Given the technical nature of AI systems, there is an increasing need for judicial training and technical awareness. Judges and lawyers must have a basic understanding of how AI tool’s function, their limitations, and the risks involved in their use. Without such knowledge, there is a risk of either placing blind trust in AI-generated outputs or rejecting them without proper consideration. Judicial training programmes, expert assistance, and collaboration with technical professionals can help bridge this gap. Improving technical understanding within the judiciary will ensure that AI evidence is assessed carefully, fairly, and in line with the principles of justice and due process.
Conclusion
Artificial Intelligence is steadily becoming a part of the Indian justice system, assisting courts and investigating agencies in managing cases, analysing large volumes of data, and supporting forensic examinations. Tools such as facial recognition systems, voice analysis software, and data-driven investigative models offer speed, efficiency, and analytical support that were previously difficult to achieve through human effort alone. When used carefully, AI has the potential to improve the quality of investigations, reduce delays, and strengthen judicial decision-making.
At the same time, the use of AI-generated evidence raises serious legal and constitutional concerns. Unlike traditional forms of evidence, AI outputs are created through complex algorithms that may lack transparency, reflect bias in training data, or be vulnerable to manipulation. Risks such as deepfake videos, AI-edited documents, and voice cloning challenge the authenticity of digital evidence and make it harder for courts to determine what is genuine. These concerns directly affect fundamental rights under the Constitution, including equality before the law, protection against self-incrimination, and the right to a fair trial.
To address these challenges, strong safeguards and a clear regulatory framework are essential.

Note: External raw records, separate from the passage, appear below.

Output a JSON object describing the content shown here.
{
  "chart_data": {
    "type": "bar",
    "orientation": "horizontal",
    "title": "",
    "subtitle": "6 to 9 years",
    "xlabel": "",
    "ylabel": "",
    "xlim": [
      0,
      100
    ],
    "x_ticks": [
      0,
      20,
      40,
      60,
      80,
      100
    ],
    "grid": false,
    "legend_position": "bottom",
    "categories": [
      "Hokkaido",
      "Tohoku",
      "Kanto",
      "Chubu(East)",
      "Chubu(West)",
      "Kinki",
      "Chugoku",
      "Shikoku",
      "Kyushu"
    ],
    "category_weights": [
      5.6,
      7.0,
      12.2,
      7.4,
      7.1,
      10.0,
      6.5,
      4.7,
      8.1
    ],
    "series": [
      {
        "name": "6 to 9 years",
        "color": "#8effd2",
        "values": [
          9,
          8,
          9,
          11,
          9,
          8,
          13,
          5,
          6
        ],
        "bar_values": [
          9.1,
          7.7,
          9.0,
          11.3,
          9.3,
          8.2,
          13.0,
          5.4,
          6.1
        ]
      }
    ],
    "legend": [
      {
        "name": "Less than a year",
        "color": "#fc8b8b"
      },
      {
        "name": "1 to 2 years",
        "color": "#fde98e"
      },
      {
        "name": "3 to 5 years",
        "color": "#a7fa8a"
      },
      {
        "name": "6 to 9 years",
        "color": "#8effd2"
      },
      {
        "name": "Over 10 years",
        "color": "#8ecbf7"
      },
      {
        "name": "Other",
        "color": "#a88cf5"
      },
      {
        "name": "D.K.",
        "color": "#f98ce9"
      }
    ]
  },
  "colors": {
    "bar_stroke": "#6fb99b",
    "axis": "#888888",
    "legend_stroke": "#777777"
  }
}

AI-generated evidence must be properly authenticated, verified, and supported by expert explanation. Courts should have access to information about how an AI system works, the data it relies on, and its limitations or error rates. Forensic experts and independent audits can help ensure that AI tools are reliable and unbiased, while strict compliance with data protection and privacy laws is necessary to prevent misuse of personal information.
There is also a clear need for legal reform. While the Bharatiya Sakshya Adhiniyam, 2023 has modernised evidence law by recognising electronic records, it does not yet provide specific guidance on AI-generated evidence. Introducing AI-specific provisions would help courts apply consistent standards for admissibility, reliability, and fairness. Judicial training and technical awareness will further ensure that judges are able to assess AI evidence critically rather than relying on it blindly.

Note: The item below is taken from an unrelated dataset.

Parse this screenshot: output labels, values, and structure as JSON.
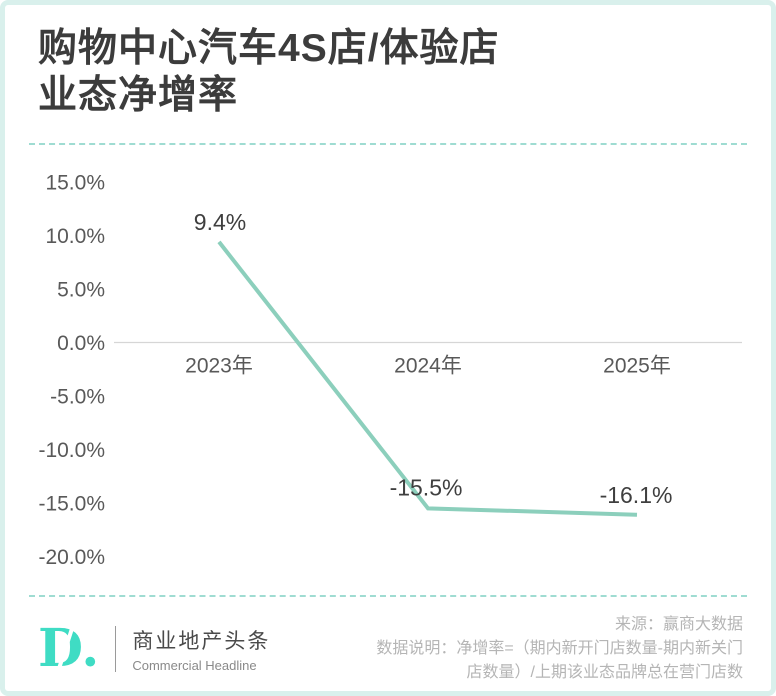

Ultimately, Artificial Intelligence should serve as a supporting tool for the justice system, not a replacement for human judgment. Its use must be guided by principles of fairness, transparency, and accountability. By adopting a cautious yet forward-looking approach, Indian courts can balance technological progress with constitutional rights, ensuring that AI strengthens the justice delivery system without undermining trust, due process, or the rule of law.